I had been doing so great, but that’s one of the things of this nasty habit, it doesn’t seem to end. Now that I picked two days ago having had pretty good skin for a continuos amount of time, it’s really difficult because it’s like I undid all the good I had accomplished.
Right now I have this scrape on my bottom right cheek, it looks like I fell on my face, but it was just me, picking at something that to be honest I’m not even sure was there. Not only is it unsightly, but it’s painful too. I definitely had a couple triggers, one being that I’ve had really bad insomnia for the past two weeks. It gets difficult lying in bed, doing nothing, trying to sleep. The other is just my roommates, never being home for me to talk to them about some stuff. I have good roommates, but they have ruined some of my things recently and that makes me anxious because I’m really careful with others’ stuff. I’m not blaming anyone but myself for picking though, because I’m the one who chose to deal with that anxiety that way (unfortunately).
Part of me is trying to remind myself that I’ve been here before and managed to recover and feel good again. I’m trying to remember that I went such a long time (for me) without picking, meaning I’m capable of being in control.
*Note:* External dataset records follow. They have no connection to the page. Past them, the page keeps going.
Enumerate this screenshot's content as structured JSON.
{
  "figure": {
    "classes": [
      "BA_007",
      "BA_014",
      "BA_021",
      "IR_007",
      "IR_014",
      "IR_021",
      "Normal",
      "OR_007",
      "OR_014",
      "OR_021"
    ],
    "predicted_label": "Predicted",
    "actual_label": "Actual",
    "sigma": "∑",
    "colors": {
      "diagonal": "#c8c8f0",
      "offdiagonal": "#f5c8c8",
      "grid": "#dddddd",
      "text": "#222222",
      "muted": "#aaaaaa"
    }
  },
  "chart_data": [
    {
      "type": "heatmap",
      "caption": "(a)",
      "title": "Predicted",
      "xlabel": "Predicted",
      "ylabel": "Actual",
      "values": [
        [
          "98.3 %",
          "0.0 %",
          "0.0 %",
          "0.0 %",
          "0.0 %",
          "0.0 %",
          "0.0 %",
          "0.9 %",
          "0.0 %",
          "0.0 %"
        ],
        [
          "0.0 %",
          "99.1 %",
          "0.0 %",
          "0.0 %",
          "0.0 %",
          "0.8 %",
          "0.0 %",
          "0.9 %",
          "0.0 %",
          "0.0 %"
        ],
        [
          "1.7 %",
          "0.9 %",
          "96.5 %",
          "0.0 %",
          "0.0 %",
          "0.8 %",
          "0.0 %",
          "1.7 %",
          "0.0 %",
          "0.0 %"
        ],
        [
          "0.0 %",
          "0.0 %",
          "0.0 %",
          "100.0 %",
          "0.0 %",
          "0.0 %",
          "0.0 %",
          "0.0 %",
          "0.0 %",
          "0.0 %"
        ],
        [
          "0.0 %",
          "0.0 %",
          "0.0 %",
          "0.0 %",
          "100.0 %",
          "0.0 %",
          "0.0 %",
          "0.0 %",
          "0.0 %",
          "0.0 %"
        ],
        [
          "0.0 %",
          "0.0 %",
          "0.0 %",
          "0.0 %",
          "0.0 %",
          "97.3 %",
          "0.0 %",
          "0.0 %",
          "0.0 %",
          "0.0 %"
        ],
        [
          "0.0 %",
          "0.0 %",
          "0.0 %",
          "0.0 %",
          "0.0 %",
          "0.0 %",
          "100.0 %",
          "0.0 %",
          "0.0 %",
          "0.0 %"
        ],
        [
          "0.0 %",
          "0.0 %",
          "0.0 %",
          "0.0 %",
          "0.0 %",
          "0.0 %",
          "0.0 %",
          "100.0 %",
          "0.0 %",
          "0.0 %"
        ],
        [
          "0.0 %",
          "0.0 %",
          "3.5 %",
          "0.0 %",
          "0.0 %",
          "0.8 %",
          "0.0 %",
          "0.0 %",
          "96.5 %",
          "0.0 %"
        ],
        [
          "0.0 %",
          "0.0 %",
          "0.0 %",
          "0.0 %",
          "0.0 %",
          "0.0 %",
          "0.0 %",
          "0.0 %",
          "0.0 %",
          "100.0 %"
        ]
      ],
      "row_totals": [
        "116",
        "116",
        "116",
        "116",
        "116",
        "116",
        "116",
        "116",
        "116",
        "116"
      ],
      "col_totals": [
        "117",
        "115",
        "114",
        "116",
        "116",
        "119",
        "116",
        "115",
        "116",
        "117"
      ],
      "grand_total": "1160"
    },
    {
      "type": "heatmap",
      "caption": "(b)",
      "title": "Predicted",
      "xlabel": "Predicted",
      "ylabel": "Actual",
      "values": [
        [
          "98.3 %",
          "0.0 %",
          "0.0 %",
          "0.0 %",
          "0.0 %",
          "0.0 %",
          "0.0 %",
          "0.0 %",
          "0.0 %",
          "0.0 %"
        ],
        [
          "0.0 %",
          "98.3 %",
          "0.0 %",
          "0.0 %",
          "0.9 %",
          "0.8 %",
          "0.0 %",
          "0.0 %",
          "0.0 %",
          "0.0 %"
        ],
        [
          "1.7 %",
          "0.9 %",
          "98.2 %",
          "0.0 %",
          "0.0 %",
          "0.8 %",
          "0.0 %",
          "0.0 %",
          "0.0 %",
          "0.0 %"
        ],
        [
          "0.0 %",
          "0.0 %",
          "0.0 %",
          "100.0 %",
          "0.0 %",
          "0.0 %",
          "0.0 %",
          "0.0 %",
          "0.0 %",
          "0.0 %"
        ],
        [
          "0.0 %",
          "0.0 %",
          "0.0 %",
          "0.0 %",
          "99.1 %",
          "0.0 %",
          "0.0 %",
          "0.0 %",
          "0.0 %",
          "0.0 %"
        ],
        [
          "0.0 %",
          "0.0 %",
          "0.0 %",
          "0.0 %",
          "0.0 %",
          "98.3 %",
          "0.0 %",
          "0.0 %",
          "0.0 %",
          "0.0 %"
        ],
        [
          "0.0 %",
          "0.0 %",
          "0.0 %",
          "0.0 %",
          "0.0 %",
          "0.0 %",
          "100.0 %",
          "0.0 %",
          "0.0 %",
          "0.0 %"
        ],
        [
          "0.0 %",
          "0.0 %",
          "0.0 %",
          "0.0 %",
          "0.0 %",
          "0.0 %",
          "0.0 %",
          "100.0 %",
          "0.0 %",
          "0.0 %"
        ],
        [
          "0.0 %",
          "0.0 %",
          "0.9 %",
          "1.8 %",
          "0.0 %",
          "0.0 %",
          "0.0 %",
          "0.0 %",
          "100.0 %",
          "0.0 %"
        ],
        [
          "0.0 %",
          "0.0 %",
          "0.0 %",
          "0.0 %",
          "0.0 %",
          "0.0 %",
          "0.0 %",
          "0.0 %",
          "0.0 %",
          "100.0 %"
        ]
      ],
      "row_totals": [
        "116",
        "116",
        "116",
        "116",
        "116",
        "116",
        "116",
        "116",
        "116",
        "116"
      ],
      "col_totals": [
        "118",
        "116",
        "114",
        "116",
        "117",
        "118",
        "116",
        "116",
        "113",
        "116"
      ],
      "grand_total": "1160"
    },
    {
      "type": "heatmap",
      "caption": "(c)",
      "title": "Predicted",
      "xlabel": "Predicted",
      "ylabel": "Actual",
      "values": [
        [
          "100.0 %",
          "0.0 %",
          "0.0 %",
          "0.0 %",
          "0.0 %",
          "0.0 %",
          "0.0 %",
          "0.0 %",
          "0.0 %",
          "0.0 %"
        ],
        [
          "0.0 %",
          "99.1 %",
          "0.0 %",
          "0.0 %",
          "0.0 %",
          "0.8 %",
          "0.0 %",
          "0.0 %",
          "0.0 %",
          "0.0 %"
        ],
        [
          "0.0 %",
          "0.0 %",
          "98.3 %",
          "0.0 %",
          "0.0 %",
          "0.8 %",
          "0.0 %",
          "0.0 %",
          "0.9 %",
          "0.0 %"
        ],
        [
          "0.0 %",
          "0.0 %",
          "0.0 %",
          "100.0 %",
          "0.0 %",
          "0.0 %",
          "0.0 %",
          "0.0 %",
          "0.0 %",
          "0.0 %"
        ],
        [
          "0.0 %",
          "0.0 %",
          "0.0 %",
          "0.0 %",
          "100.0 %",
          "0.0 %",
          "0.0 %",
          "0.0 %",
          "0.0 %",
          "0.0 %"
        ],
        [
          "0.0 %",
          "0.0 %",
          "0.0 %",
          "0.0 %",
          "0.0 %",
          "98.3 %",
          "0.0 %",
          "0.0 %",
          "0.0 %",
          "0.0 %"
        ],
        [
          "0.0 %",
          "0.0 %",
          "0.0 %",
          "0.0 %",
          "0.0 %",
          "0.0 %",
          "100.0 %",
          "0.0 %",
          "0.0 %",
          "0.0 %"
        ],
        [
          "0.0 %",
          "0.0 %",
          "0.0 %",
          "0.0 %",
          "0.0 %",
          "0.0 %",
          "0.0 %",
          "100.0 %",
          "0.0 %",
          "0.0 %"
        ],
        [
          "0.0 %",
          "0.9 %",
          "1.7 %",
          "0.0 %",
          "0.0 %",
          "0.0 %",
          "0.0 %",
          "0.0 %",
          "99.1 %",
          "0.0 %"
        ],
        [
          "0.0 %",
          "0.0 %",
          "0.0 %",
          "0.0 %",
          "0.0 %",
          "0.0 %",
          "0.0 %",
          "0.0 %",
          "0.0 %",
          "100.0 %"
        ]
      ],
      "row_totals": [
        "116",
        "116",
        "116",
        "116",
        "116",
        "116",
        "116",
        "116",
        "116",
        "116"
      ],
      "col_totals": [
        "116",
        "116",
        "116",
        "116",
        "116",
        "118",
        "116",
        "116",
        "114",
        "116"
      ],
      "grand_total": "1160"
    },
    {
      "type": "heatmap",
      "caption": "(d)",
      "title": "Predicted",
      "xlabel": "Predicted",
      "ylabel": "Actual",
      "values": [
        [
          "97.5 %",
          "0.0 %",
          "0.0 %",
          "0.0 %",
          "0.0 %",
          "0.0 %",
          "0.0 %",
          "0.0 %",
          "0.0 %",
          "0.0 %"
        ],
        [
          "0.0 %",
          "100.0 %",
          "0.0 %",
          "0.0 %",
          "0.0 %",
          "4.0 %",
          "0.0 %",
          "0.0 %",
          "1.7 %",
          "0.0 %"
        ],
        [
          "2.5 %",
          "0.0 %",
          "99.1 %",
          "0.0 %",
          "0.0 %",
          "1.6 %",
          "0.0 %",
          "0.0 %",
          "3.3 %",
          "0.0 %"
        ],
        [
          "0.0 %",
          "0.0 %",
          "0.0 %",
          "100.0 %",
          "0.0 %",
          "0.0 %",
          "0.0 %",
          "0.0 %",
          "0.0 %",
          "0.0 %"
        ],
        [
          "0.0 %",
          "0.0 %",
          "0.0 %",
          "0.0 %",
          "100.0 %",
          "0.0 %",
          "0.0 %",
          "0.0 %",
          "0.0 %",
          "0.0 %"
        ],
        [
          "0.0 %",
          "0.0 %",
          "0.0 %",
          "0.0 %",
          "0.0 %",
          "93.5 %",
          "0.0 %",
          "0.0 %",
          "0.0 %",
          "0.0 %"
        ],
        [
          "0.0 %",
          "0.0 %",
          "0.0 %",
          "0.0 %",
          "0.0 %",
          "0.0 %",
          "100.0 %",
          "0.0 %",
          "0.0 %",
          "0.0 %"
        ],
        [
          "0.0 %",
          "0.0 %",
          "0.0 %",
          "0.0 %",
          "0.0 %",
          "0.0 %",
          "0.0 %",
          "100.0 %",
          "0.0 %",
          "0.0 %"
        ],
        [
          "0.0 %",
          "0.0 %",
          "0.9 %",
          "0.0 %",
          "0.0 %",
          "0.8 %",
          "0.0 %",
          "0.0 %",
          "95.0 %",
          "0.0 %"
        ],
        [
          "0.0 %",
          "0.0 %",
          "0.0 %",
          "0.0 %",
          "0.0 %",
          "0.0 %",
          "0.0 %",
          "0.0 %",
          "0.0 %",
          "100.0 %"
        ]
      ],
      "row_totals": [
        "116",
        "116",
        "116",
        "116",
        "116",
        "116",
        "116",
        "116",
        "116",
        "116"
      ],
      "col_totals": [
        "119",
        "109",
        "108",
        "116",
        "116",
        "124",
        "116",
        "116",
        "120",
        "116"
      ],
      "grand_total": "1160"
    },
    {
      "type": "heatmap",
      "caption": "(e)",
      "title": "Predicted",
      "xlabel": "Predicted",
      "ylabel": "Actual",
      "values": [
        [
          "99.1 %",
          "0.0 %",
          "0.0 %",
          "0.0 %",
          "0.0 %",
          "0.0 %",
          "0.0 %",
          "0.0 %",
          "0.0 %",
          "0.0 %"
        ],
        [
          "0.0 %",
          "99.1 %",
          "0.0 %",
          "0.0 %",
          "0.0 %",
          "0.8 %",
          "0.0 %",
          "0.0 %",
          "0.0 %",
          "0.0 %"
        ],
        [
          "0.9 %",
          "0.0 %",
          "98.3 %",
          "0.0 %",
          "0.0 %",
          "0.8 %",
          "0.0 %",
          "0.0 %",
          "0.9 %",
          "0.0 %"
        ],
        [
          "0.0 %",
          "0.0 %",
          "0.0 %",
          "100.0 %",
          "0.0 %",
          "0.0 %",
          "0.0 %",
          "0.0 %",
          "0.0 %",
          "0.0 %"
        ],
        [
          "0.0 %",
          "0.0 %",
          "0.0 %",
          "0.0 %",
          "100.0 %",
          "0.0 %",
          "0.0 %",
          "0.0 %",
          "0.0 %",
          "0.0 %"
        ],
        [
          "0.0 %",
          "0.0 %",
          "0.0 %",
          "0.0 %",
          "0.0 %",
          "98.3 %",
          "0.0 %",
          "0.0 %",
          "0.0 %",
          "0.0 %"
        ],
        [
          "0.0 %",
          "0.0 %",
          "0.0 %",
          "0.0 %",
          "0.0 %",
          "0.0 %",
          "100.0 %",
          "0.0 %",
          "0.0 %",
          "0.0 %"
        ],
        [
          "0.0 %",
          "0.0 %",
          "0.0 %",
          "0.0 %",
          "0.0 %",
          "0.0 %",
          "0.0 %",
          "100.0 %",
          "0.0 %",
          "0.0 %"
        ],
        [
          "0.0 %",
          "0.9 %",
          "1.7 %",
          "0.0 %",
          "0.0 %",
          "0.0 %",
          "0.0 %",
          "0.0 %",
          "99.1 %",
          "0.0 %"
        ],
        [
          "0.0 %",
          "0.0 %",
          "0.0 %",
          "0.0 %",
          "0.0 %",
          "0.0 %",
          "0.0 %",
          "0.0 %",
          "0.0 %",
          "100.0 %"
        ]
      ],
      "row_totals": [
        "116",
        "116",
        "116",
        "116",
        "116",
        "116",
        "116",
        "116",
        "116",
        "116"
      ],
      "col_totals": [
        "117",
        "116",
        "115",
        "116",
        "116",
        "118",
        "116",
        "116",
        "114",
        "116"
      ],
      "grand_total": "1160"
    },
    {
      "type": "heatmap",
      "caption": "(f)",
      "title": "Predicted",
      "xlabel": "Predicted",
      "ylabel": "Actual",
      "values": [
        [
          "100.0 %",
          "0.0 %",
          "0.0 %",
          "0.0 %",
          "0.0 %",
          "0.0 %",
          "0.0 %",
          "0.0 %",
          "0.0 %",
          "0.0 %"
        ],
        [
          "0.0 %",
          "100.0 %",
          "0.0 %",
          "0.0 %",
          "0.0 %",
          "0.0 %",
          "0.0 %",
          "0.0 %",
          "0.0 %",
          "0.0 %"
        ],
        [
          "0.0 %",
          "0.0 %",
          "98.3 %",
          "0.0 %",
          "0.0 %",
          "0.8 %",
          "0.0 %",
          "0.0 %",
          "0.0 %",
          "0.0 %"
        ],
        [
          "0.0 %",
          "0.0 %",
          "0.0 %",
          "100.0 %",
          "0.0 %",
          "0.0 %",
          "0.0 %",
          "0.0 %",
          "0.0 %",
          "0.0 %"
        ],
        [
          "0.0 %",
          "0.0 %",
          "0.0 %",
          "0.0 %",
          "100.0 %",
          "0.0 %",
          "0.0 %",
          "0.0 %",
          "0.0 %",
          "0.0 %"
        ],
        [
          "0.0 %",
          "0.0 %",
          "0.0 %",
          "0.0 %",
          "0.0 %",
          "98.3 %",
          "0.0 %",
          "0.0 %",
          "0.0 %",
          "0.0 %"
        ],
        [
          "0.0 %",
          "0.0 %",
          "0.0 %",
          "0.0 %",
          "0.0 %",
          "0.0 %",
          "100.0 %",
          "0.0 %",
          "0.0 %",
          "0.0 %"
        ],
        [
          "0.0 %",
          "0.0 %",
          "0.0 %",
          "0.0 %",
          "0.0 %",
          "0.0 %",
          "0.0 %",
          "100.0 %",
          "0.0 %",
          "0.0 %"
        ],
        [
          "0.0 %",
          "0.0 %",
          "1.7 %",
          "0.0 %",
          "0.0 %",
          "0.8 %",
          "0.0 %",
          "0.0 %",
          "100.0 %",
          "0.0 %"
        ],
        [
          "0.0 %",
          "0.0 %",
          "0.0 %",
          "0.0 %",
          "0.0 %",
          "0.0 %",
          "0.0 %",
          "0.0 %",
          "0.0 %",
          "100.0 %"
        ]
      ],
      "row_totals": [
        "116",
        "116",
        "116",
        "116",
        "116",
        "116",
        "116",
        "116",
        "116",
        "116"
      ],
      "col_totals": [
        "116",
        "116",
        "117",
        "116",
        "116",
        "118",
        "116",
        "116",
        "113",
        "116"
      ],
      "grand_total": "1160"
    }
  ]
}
I’m also trying to be kind to myself, even with thoughts that I was so dumb for doing this again, because at the end of the day, this is just something hard to control for me. However, there’s the part of me that looks in the mirror and sees a mess and the part of me that feels so depressed and feels too ashamed to talk to anyone. I also feel like I let you all down, because I know we like to cheer each other on towards stopping.
I hate that this interferes with parts of my life that are positive, like my running, I don’t feel like doing that right now. Also, my writing, I have something due tomorrow and I haven’t even touched it.Sometimes it’s okay to just put some make up on it and go on with the day, but sometimes you can’t cover up how you feel about this and it interferes with everything, it becomes the central focus of life.